Kebanyakan wanita itu setelah putus akan menangis, bucin nya bakal sampe ubun-ubun, update status galau. Tapi Alena? Malah nyengir ngga jelas. Dengan santay mengatakan bahwa ia baru saja putus. Seolah tak terjadi hal yang menyakitkan.
"Aelah lo ya Len, baru juga empat hari pacaran, udah putus lagi? Makin numpuk aja tuh yang namanya mantan" Lisa menggeleng tak percaya, masa paling lama pacaran cuman seminggu sih, konyol.
Alena memang tidak benar-benar cinta pada pria itu. Alena hanya haus akan cinta. Otak minimalis yang Alena punya dan ia selalu bangga-banggakan itu hanya berfikir apabila ia sering pacaran maka ia akan faham apa arti dari cinta.
Seperti cinta papanya pada almarhum mamanya yang sangat besar, jika saja bintang bisa dengan mudah digapai mungkin saja papanya Alena sudah berikan beribu-ribu bintang kepada mamanya sebagai tanda cintanya yang amat begitu luas dan tak terhingga seperti jumlah sudut pada lingkungan.
"Ya mau gimana lagi Lisaaa!!! Alena tuh ga cinta!!!" Jawab Alena sembari memunculkan sifat kekanak-kanakan nya. Alena dengan Lisa itu udah kayak nasi goreng tanpa kecap. Tak terpisahkan, ya kalo terpisahkan jadinya hambar, gaenak.
"Makannya kalo ga cinta jangan langsung di pacarin. Lagian gue heran sama lo, gabisa bedain mana naksir, suka liat doang, sama cinta aja udah sosoan langsung macarin cowok" marah Lisa seolah sedang PMS. Emang ya, si Alena itu bisa buat mood Lisa turun secara drastis, bahkan anjlok tuh ampe dasar-dasarnya badmood.
"Kok Lisa sensi banget sih? Gak kaya biasanya. Kenapa sih?" Tanya Alena tanpa rasa bersalah dan dengan tatapan lugunya.

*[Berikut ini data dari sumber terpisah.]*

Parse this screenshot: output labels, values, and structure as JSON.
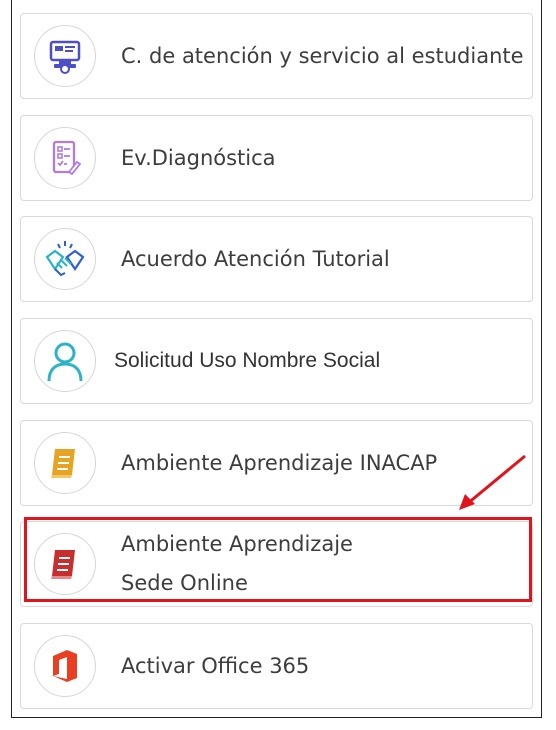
{
  "items": [
    {
      "label": "C. de atención y servicio al estudiante",
      "icon": "student-service-icon"
    },
    {
      "label": "Ev.Diagnóstica",
      "icon": "checklist-icon"
    },
    {
      "label": "Acuerdo Atención Tutorial",
      "icon": "handshake-icon"
    },
    {
      "label": "Solicitud Uso Nombre Social",
      "icon": "user-icon"
    },
    {
      "label": "Ambiente Aprendizaje INACAP",
      "icon": "book-yellow-icon"
    },
    {
      "label_line1": "Ambiente Aprendizaje",
      "label_line2": "Sede Online",
      "icon": "book-red-icon"
    },
    {
      "label": "Activar Office 365",
      "icon": "office-icon"
    }
  ],
  "colors": {
    "highlight": "#e0141a",
    "blue_icon": "#4d4fc8",
    "purple_icon": "#b07be0",
    "teal_icon": "#2bb3c9",
    "yellow_book": "#e7a422",
    "red_book": "#c92e2e",
    "office": "#ea3e23"
  }
}
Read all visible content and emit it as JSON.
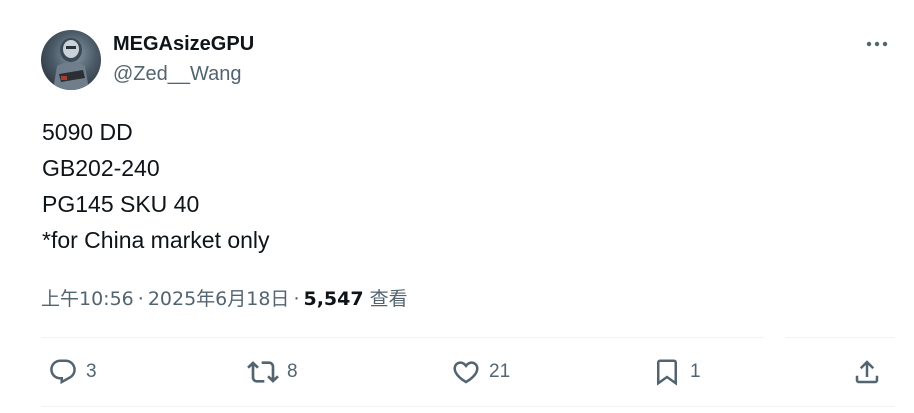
{
  "author": {
    "display_name": "MEGAsizeGPU",
    "handle": "@Zed__Wang"
  },
  "tweet": {
    "lines": [
      "5090 DD",
      "GB202-240",
      "PG145 SKU 40",
      "*for China market only"
    ]
  },
  "meta": {
    "time": "上午10:56",
    "separator": "·",
    "date": "2025年6月18日",
    "views_count": "5,547",
    "views_label": "查看"
  },
  "actions": {
    "reply_count": "3",
    "retweet_count": "8",
    "like_count": "21",
    "bookmark_count": "1"
  },
  "icons": {
    "more": "more-icon",
    "reply": "reply-icon",
    "retweet": "retweet-icon",
    "like": "heart-icon",
    "bookmark": "bookmark-icon",
    "share": "share-icon"
  },
  "colors": {
    "text_primary": "#0f1419",
    "text_secondary": "#536471",
    "divider": "#eff3f4"
  }
}
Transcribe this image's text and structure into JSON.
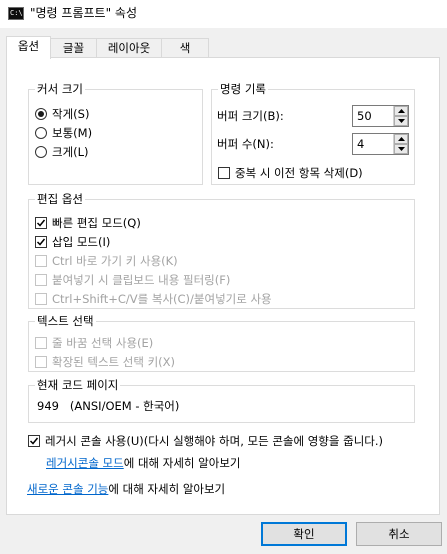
{
  "window": {
    "title": "\"명령 프롬프트\" 속성"
  },
  "tabs": [
    {
      "label": "옵션"
    },
    {
      "label": "글꼴"
    },
    {
      "label": "레이아웃"
    },
    {
      "label": "색"
    }
  ],
  "cursor_size": {
    "title": "커서 크기",
    "options": [
      {
        "label": "작게(S)",
        "selected": true
      },
      {
        "label": "보통(M)",
        "selected": false
      },
      {
        "label": "크게(L)",
        "selected": false
      }
    ]
  },
  "command_history": {
    "title": "명령 기록",
    "buffer_size_label": "버퍼 크기(B):",
    "buffer_size_value": "50",
    "buffer_count_label": "버퍼 수(N):",
    "buffer_count_value": "4",
    "discard_duplicates_label": "중복 시 이전 항목 삭제(D)",
    "discard_duplicates_checked": false
  },
  "edit_options": {
    "title": "편집 옵션",
    "items": [
      {
        "label": "빠른 편집 모드(Q)",
        "checked": true,
        "enabled": true
      },
      {
        "label": "삽입 모드(I)",
        "checked": true,
        "enabled": true
      },
      {
        "label": "Ctrl 바로 가기 키 사용(K)",
        "checked": false,
        "enabled": false
      },
      {
        "label": "붙여넣기 시 클립보드 내용 필터링(F)",
        "checked": false,
        "enabled": false
      },
      {
        "label": "Ctrl+Shift+C/V를 복사(C)/붙여넣기로 사용",
        "checked": false,
        "enabled": false
      }
    ]
  },
  "text_selection": {
    "title": "텍스트 선택",
    "items": [
      {
        "label": "줄 바꿈 선택 사용(E)",
        "checked": false,
        "enabled": false
      },
      {
        "label": "확장된 텍스트 선택 키(X)",
        "checked": false,
        "enabled": false
      }
    ]
  },
  "code_page": {
    "title": "현재 코드 페이지",
    "value": "949   (ANSI/OEM - 한국어)"
  },
  "legacy": {
    "label": "레거시 콘솔 사용(U)(다시 실행해야 하며, 모든 콘솔에 영향을 줍니다.)",
    "checked": true,
    "link_text": "레거시콘솔 모드",
    "link_suffix": "에 대해 자세히 알아보기"
  },
  "new_console": {
    "link_text": "새로운 콘솔 기능",
    "link_suffix": "에 대해 자세히 알아보기"
  },
  "buttons": {
    "ok": "확인",
    "cancel": "취소"
  }
}
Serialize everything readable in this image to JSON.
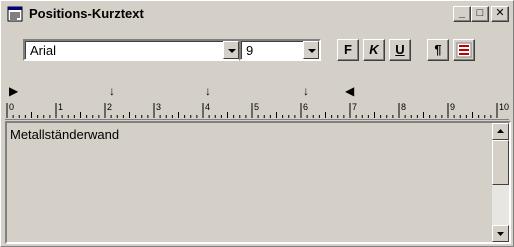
{
  "window": {
    "title": "Positions-Kurztext",
    "controls": {
      "minimize": "_",
      "maximize": "□",
      "close": "✕"
    }
  },
  "toolbar": {
    "font_name": "Arial",
    "font_size": "9",
    "bold_label": "F",
    "italic_label": "K",
    "underline_label": "U",
    "paragraph_label": "¶"
  },
  "ruler": {
    "numbers": [
      "0",
      "1",
      "2",
      "3",
      "4",
      "5",
      "6",
      "7",
      "8",
      "9",
      "10"
    ]
  },
  "editor": {
    "text": "Metallständerwand"
  },
  "icons": {
    "app": "document-list-icon",
    "tab_left": "left-tab-stop-icon",
    "indent_right": "right-indent-marker-icon",
    "indent_left": "left-indent-marker-icon"
  }
}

"Gak kayak biasanya gimana? gue setiap kali lo teriak-teriak gajelas terus bilang putus aja langsung bikin mood gue jalan ampe dasar dasar per - badmoodan gue tau ga sih lo? aelah gue lupa, gue kan lagi ngomong sama orang yang isi kepalanya kosong, mana faham." gerutu Lisa sembari menidurkan kepalanya di meja dengan tangan yang dilipat sebagai bantal nya.
"Iiihh Lisa! Gini-gini juga Alena ngerti kali gimana perasaan seseorang dari raut wajahnya, Ini pasti Lisa lagi ada masalah sama Rian kan?" Tebak Alena tepat pada sasaran. Emang sih si Alena tuh pinter banget nebak satu kondisi dari raut wajah, hal ini yang membuat Lisa mampu bertahan menjadi sahabat Alena. Untung masih punya kelebihan tuh si Alena hahaha.
"Ahh biasa deh, Rian itu selalu aja cuekin gue. Bahkan, kemaren dia riject terus panggilan gue dan gue chatt pun ga dia bales" ucap Lisa kembali membangunkan kepalanya dari meja.
"Lisa, Lisa itu jangan selalu nething deh ke Rian. Siapa tau dia lagi ngobrol sesuatu yang serius sama orang tua nya. Jadi ga angkat dan ga bales pesan dari Lisa."
"Tapi kan setelah nya bisa ngabarin gue kek, inimah boro-boro ngabarin balik. Kesel gue jadinya!" Bentak Lisa.
"Tuhkan, nething lagi. Siapa tau Rian ketiduran jadi ga ngabarin Lisa balik."